The authors apply the "connectedness" attribute to how the communications between top executives affects disclosure quality in terms of management guidance. "Management guidance" or voluntary disclosure relies more on forward-looking and hard-to-verify information. Ke explains, "Each quarter, managers will tell investors what they will do for the next quarter or whole year. They forecast earnings of firms and their earnings per share." The firm’s different departments provide information about its operations, financing, and investment activities to form accurate forecasts.
Today information about firms is more widely available on company websites. You can review earnings call transcripts, new deals via press releases and investor relations presentations. Both CEOs and other executives answer questions during conference calls, as they each specialize in, and possess information about different aspects of the firm's operations and therefore performance. Ke noted that pre-Internet, firms transferred information through analysts and intermediaries. "Over time, firms tend to disclose more information," Ke observes, " but it is hard to know whether this is because of regulation, technology changes, litigation risk, or other reasons."
The authors use prior social connections among top executives as a proxy for the effectiveness of their communication. They find that more connections are significantly associated with higher guidance accuracy, and that the association is stronger in environments with greater uncertainty (where communication is likely to be more important). Additional analyses suggest that top executives other than CEOs and CFOs hold information relevant to guidance, and CEOs are relatively more important than CFOs in the communication process.

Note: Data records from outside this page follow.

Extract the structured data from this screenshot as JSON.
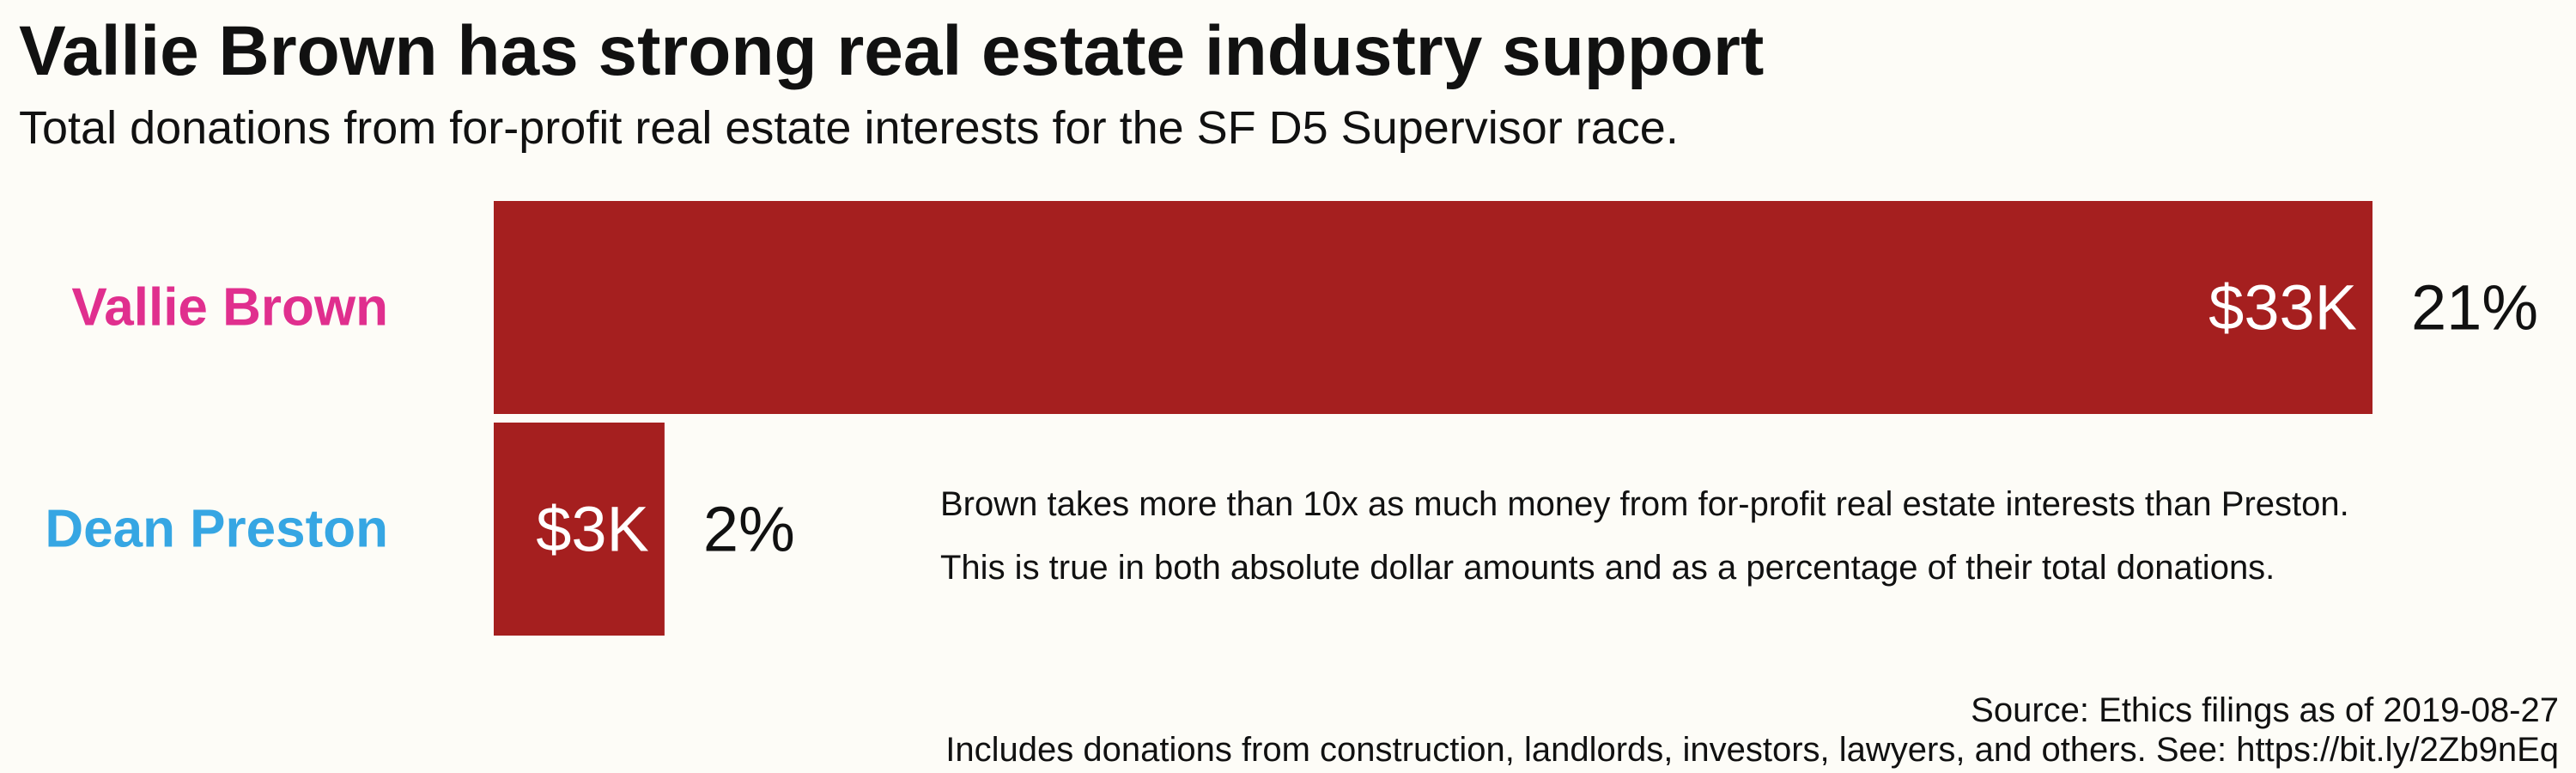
{
  "header": {
    "title": "Vallie Brown has strong real estate industry support",
    "subtitle": "Total donations from for-profit real estate interests for the SF D5 Supervisor race."
  },
  "annotation": {
    "line1": "Brown takes more than 10x as much money from for-profit real estate interests than Preston.",
    "line2": "This is true in both absolute dollar amounts and as a percentage of their total donations."
  },
  "footer": {
    "source": "Source: Ethics filings as of 2019-08-27",
    "note": "Includes donations from construction, landlords, investors, lawyers, and others. See: https://bit.ly/2Zb9nEq"
  },
  "colors": {
    "bar": "#a51f1f",
    "background": "#fdfcf7",
    "brown_label": "#e02f8e",
    "preston_label": "#36a6e3"
  },
  "chart_data": {
    "type": "bar",
    "orientation": "horizontal",
    "categories": [
      "Vallie Brown",
      "Dean Preston"
    ],
    "values": [
      33,
      3
    ],
    "value_labels": [
      "$33K",
      "$3K"
    ],
    "percent_labels": [
      "21%",
      "2%"
    ],
    "percent_values": [
      21,
      2
    ],
    "category_colors": [
      "#e02f8e",
      "#36a6e3"
    ],
    "unit": "thousand USD",
    "grid": false,
    "legend": "none"
  }
}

Ke explains the findings: "We have firms where CEOs and top executives are connected and where they are not. In the firm where top executives are connected, management guidance will be 10% more accurate." Results imply that the effectiveness of the CEO’s communication with other top executives plays a particularly important role in forecast accuracy. Furthermore, this result also suggests that top executives other than the CEO and CFO possess information relevant to management forecast.
"We looked at whether communication impacts guidance accuracy more in the uncertain environment," Ke states. "It actually corroborated the evidence for our main finding: When firms face more uncertainty, communication becomes more important in improving the accuracy of management forecasts."
Does firm size matter in its ability to forecast more accurately? Ke offers that, "usually larger firms are better at forecasting their performance because they are more mature and stable. They should be forecasting their earnings better than smaller firms."
Many papers focus on CEOs and how they impact firms. But surprisingly little have focused on the executive team — how their communication shapes and impacts information disclosure. Ke notes that accounting research has tended to focus mainly on the CEO and CFOs. This first study reveals that other executive roles, such as the chief technology officer or chief marketing officer, can have an impact on the information quality of the firm too.
The paper "How Does Communication within the C-Suite Affect Management Forecast Accuracy? by SMU Cox School of Business Accounting Professor Ruihao Ke,
Meng Li of University of Texas (Dallas), Zhejia Ling of Iowa State University, and Yuan Zhang of University of Texas (Dallas) is under review.